# AUTObiography: Olympic allroad



## [email protected] (Apr 9, 2004)

Next... Greig Fahnlander's super rare Sprint Blue olympic allroad.
* Full Story *


----------



## THE STEVE (Jul 21, 2005)

Thats pretty cool... 
I really want a White allroad... Did audi make this?


----------



## sieben (Nov 23, 2002)

*Re: AUTObiography: Olympic allroad ([email protected])*

I came across one of these FS at a local BMW dealer and I didn't realize they were so rare. But for the tiptronic, I might have bought it.


----------



## [email protected] (Apr 9, 2004)

*Re: AUTObiography: Olympic allroad (sieben)*


_Quote, originally posted by *sieben* »_I came across one of these FS at a local BMW dealer and I didn't realize they were so rare. But for the tiptronic, I might have bought it.

I wonder if they did any 6-speeds.


----------



## [email protected] (Apr 9, 2004)

*Re: (THE STEVE)*


_Quote, originally posted by *THE STEVE* »_Thats pretty cool... 
I really want a White allroad... Did audi make this?

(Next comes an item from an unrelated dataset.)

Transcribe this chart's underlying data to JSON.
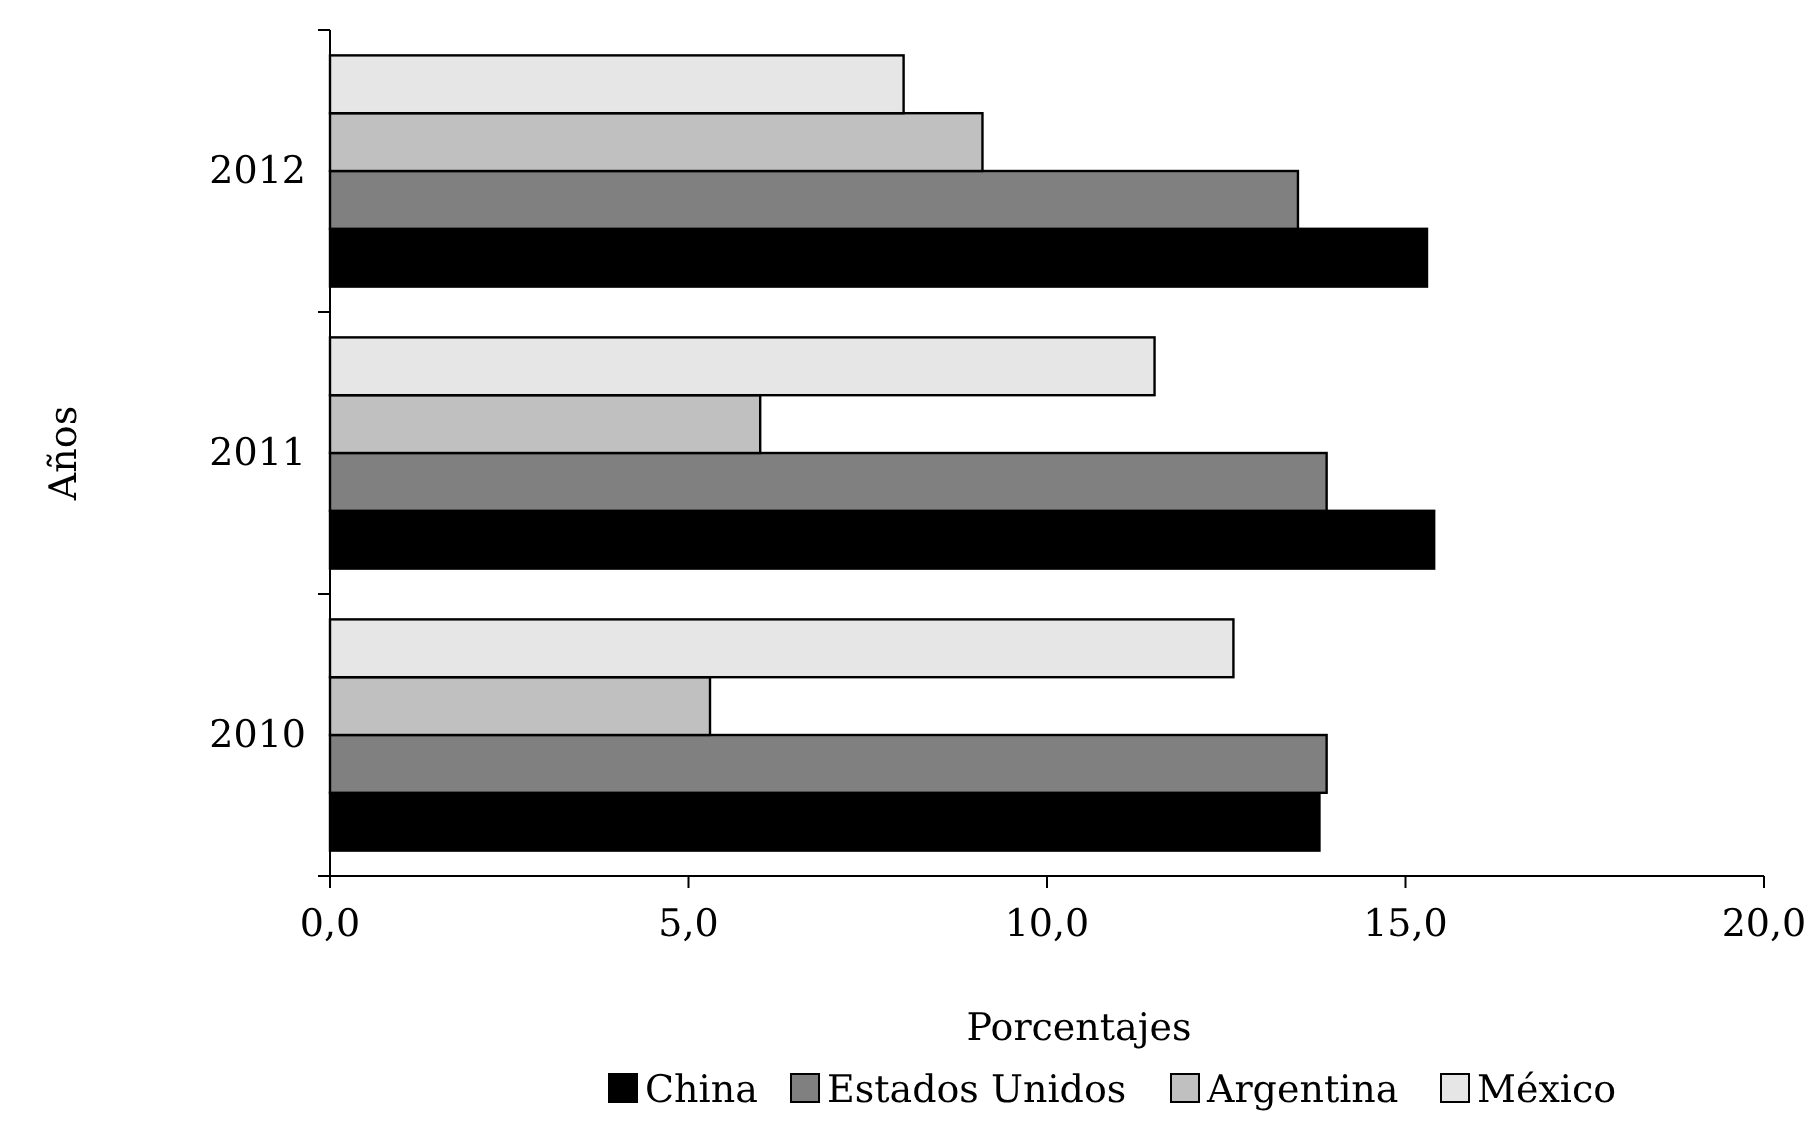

Likely not unless it was special ordered.


----------



## k2allroad (Aug 7, 2005)

*Re: AUTObiography: Olympic allroad ([email protected])*

no 6 speeds.......all with tip.


----------



## [email protected] (Apr 9, 2004)

*Re: AUTObiography: Olympic allroad (k2allroad)*

Apparently olympians don't row their own gears.


----------